There is no state formula for setting Spousal Support / Alimony. Each court can make its own ruling based upon the financial facts and needs presented to the court. The longer that you have been married the more likely you will be ordered to pay Spousal Support. The more years that your wife has been out of the work force the more likely you will be required to pay support. If you earn a great deal more than your wife, you will most likely have to pay her support. This is an area where you will need to work closely with your attorney. You have to make certain that all the facts that will help you are properly presented to the court.
No one can truthfully tell you how much a divorce will cost. Each divorce is unique. There are several possible contributing factors: court costs, attorneys fees, Guardian Ad Litem fees when children are involved, whether you and your spouse are able to reach an agreement on key issues, appraiser and accountant fees for complex property issues, special counseling costs if ordered by the court, and possibly your wife’s attorney fees if she is without funds.

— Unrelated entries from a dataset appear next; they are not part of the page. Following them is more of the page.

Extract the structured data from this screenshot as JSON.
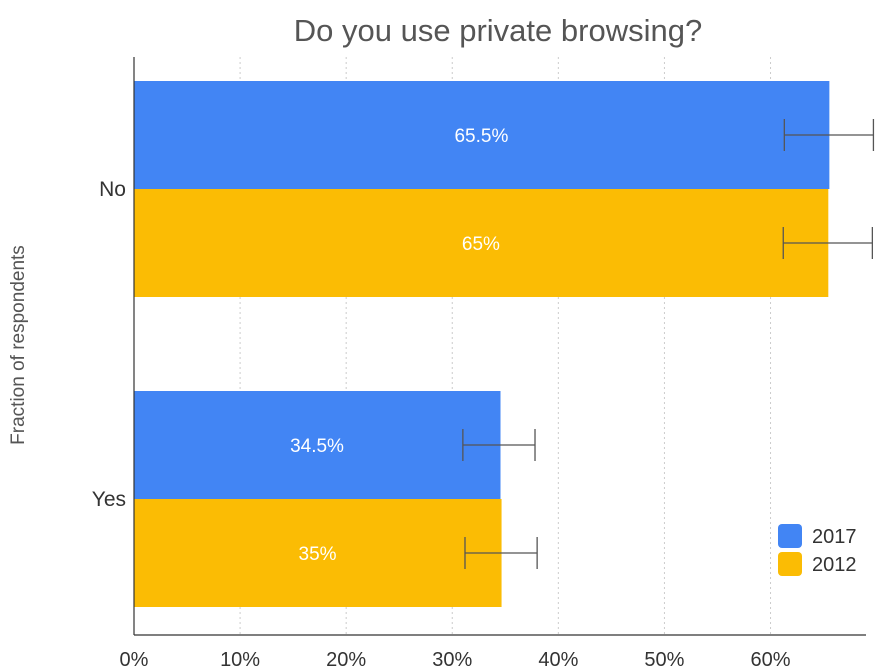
{
  "chart_data": {
    "type": "bar",
    "orientation": "horizontal",
    "title": "Do you use private browsing?",
    "xlabel": "",
    "ylabel": "Fraction of respondents",
    "categories": [
      "No",
      "Yes"
    ],
    "series": [
      {
        "name": "2017",
        "color": "#4285F4",
        "values": [
          65.5,
          34.5
        ],
        "labels": [
          "65.5%",
          "34.5%"
        ],
        "error_low": [
          61.3,
          31.0
        ],
        "error_high": [
          69.7,
          37.8
        ]
      },
      {
        "name": "2012",
        "color": "#FBBC04",
        "values": [
          65.4,
          34.6
        ],
        "labels": [
          "65%",
          "35%"
        ],
        "error_low": [
          61.2,
          31.2
        ],
        "error_high": [
          69.6,
          38.0
        ]
      }
    ],
    "xlim": [
      0,
      69
    ],
    "xticks": [
      0,
      10,
      20,
      30,
      40,
      50,
      60
    ],
    "xtick_labels": [
      "0%",
      "10%",
      "20%",
      "30%",
      "40%",
      "50%",
      "60%"
    ],
    "grid": true,
    "legend_position": "bottom-right"
  }
}
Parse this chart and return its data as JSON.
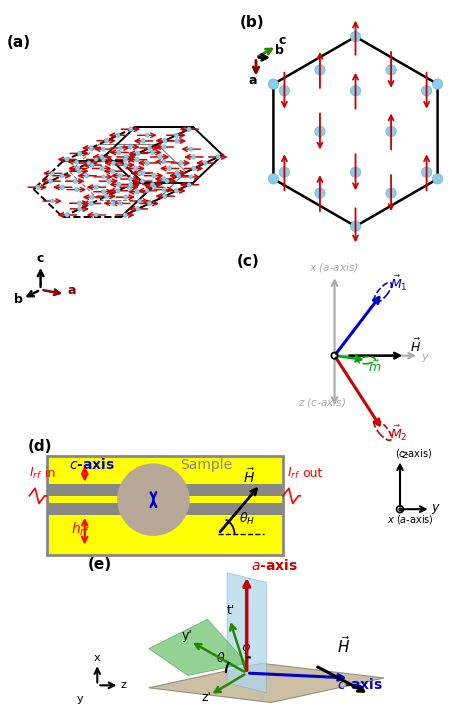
{
  "fig_width": 4.74,
  "fig_height": 7.17,
  "bg_color": "#ffffff",
  "atom_color": "#87CEEB",
  "spin_color": "#cc0000",
  "hex_color": "#000000",
  "panel_a": {
    "label": "(a)",
    "xlim": [
      -1.1,
      1.1
    ],
    "ylim": [
      -1.15,
      1.15
    ]
  },
  "panel_b": {
    "label": "(b)"
  },
  "panel_c": {
    "label": "(c)",
    "axis_color": "#aaaaaa",
    "M1_color": "#0000cc",
    "M2_color": "#cc0000",
    "m_color": "#00aa00",
    "H_color": "#000000"
  },
  "panel_d": {
    "label": "(d)",
    "bg_color": "#ffff00",
    "strip_color": "#888888",
    "border_color": "#888888",
    "sample_color": "#b8a898",
    "red_color": "#ff0000",
    "blue_color": "#0000cc",
    "black": "#000000"
  },
  "panel_e": {
    "label": "(e)",
    "brown_color": "#c8b89a",
    "green_color": "#7ec87e",
    "blue_color": "#a0c8e0",
    "red_color": "#cc0000",
    "caxis_color": "#0000cc",
    "black": "#000000"
  }
}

Court costs vary in each county. Generally, the fees will be between $400-$500. The cost may or may not include service of process, publication, and court costs other than the filing fee.
Attorney fees will vary based upon the complexity of the case and the level of cooperation between the parties. The cost of your will increase if your spouse is being unreasonable, there is significant disagreement over the parenting plan, or there are substantial assets to protect and divide. The attorney fees for a basic case with a level of reasonable cooperation will normally between $3,000 to 6,000. Quality legal representation will more than pay for itself in the final outcome of the divorce.

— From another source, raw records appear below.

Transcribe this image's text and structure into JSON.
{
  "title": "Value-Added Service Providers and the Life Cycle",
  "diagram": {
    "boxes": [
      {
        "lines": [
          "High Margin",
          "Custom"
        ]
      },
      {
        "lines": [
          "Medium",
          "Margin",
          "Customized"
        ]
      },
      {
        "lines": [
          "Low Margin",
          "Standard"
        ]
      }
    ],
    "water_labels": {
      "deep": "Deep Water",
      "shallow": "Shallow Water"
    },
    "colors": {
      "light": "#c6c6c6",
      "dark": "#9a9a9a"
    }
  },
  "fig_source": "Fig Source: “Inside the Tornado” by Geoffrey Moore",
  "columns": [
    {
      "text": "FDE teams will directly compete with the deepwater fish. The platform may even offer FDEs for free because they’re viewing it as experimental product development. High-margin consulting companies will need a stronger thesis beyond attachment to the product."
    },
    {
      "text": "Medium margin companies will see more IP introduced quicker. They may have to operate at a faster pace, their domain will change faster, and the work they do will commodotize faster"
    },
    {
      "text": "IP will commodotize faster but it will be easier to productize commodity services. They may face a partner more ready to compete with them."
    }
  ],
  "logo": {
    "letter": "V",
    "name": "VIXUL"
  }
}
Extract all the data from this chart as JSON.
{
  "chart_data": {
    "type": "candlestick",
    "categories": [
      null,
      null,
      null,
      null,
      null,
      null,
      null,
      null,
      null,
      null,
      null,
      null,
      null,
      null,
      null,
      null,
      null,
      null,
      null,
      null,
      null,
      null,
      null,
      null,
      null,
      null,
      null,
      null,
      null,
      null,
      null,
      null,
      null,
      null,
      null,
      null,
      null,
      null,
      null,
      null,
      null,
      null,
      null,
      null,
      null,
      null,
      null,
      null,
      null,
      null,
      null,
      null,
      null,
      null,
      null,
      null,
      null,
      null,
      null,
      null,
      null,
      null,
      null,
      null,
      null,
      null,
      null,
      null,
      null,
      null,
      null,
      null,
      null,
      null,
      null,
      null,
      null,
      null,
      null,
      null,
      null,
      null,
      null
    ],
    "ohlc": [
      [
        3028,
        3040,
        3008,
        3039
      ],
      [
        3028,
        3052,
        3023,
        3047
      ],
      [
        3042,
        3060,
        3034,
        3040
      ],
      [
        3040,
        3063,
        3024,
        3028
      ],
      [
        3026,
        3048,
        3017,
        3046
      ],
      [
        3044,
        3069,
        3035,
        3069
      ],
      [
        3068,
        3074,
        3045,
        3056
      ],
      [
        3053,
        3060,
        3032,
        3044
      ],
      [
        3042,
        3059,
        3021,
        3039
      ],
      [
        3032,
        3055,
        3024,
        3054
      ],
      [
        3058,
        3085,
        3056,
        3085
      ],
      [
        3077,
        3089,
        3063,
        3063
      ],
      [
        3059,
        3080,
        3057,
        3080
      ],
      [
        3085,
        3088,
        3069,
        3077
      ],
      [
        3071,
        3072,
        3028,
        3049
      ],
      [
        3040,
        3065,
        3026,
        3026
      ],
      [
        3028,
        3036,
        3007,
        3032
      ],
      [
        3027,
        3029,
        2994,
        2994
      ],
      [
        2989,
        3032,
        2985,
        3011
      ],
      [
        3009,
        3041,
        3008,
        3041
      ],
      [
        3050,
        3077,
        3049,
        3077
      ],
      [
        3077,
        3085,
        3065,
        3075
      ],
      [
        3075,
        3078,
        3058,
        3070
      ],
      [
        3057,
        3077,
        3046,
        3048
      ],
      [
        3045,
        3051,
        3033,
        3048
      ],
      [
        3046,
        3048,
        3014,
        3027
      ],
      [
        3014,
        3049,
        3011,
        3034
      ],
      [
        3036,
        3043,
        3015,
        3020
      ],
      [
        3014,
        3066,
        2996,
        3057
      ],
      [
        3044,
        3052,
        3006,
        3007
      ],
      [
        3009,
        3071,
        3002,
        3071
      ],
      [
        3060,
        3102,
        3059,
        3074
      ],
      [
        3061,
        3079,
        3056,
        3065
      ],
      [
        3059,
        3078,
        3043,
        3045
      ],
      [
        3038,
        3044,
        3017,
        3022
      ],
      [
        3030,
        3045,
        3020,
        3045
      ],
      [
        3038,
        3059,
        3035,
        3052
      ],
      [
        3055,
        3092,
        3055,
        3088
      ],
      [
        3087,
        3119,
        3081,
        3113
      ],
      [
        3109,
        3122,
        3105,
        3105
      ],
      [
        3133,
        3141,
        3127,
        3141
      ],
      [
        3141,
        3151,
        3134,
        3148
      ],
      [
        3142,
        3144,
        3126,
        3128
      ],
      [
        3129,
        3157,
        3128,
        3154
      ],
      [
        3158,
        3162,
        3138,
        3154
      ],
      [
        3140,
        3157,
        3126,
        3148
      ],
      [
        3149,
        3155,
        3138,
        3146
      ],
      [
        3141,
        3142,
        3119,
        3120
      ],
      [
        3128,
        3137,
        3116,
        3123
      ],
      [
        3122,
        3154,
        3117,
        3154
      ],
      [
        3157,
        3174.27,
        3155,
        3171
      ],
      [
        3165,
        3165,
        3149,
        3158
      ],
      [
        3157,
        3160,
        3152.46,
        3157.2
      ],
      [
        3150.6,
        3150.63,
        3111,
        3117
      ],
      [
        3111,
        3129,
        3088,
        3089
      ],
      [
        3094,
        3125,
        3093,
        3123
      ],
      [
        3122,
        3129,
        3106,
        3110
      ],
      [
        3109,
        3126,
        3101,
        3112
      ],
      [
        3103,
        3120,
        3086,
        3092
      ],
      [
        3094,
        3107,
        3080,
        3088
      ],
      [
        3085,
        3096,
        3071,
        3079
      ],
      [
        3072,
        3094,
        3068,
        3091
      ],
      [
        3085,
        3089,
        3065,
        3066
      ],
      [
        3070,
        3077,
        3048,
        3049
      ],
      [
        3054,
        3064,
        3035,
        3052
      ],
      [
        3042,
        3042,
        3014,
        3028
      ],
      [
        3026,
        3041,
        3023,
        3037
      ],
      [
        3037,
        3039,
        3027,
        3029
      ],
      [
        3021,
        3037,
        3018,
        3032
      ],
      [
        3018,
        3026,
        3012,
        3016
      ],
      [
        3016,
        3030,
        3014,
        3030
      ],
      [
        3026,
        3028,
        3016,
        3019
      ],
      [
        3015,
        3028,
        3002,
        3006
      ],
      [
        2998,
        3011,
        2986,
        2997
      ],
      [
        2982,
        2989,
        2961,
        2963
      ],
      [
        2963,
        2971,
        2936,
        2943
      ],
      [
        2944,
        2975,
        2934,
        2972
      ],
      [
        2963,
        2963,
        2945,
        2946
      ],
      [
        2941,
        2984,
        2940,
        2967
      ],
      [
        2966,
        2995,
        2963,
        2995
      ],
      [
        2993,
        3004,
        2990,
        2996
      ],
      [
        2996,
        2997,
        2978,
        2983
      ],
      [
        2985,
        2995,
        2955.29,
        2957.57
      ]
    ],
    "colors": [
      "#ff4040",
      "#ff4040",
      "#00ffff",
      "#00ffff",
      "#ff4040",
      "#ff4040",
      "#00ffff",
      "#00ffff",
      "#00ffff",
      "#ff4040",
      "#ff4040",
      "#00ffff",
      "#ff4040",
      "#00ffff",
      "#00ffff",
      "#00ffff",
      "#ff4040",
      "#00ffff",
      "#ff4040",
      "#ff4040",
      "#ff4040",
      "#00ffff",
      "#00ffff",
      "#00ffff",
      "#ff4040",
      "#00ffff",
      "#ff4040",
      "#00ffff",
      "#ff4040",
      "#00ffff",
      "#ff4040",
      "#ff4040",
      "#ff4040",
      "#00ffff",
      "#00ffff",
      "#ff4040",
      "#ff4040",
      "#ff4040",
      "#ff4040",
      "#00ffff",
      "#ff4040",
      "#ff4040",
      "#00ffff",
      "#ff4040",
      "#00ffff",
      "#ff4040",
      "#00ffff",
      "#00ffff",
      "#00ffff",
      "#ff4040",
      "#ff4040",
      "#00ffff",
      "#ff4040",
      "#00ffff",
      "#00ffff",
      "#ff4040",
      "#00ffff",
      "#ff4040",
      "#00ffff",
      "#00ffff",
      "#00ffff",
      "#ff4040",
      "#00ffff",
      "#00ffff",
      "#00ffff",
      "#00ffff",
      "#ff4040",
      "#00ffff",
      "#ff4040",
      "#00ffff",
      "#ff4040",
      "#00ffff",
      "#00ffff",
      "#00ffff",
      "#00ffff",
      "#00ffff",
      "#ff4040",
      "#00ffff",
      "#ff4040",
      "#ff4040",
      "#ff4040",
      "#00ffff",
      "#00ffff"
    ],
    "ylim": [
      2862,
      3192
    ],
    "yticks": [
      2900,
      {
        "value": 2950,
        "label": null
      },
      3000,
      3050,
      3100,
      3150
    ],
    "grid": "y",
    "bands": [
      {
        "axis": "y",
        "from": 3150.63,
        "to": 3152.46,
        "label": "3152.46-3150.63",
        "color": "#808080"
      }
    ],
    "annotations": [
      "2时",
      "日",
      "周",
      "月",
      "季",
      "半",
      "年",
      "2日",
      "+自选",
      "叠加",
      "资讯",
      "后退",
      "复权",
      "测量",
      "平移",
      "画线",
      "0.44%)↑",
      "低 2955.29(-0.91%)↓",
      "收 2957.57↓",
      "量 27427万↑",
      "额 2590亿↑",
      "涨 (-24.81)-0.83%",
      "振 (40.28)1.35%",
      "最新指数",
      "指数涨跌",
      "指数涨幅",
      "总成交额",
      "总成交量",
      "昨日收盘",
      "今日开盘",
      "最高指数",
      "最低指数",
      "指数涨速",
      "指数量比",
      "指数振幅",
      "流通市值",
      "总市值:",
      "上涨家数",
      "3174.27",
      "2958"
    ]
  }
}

The Washington State Legislature has adopted a statewide formula that sets child support. The formula takes into consideration the income of both parents and the number of children. The law does not allow the court to not award child support, or to award support outside of the formula without the showing of a significant reason. Basic child support is determined by statutory formula, but additional support can be ordered for special needs or child care cost. In the Forms section of the menu we have provided a link to the Washington State Department of Social and Health Services “Support Calculator” website. You can calculate your potential child support obligation by going to Support Calculator. On occasion the court can order a deviation from the standard formula calculation. Ask your attorney if deviation is possible.
If you are active military you should discuss your marital problems with your Commanding Officer, and keep them informed of any significant changes at home or any legal actions. You should contact the JAG officer for advice on how to proceed in this jurisdiction. Generally the JAG officer cannot represent you in a divorce, but they can provide helpful information and direction.

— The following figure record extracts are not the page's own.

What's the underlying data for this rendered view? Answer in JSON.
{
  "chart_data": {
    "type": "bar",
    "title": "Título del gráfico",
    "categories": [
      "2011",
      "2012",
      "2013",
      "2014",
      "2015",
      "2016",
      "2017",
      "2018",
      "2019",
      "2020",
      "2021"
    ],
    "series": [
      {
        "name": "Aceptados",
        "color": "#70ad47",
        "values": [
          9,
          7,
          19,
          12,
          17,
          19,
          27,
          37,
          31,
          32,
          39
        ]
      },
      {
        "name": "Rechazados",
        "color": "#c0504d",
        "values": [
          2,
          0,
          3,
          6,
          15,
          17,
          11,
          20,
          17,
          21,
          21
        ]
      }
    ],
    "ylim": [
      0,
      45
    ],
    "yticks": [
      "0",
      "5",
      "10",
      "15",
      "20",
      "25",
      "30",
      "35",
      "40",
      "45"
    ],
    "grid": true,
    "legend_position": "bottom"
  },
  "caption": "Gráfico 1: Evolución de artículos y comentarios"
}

As an active or retired military person you will face some special issues and problems. Often your spouse and children live in a different state, or will want to move out of state. Washington may not be your chosen state of residence. Frequently your spouse has filed for divorce in a different state. Some states follow the Common law, whereas Washington is a Community Property State. Your military retirement and disability payments create special issues. The attorneys for DLFM are experienced in handling military divorce cases.
Select an attorney with experience in Family Law, and who limits their legal practice to representing Family Law clients.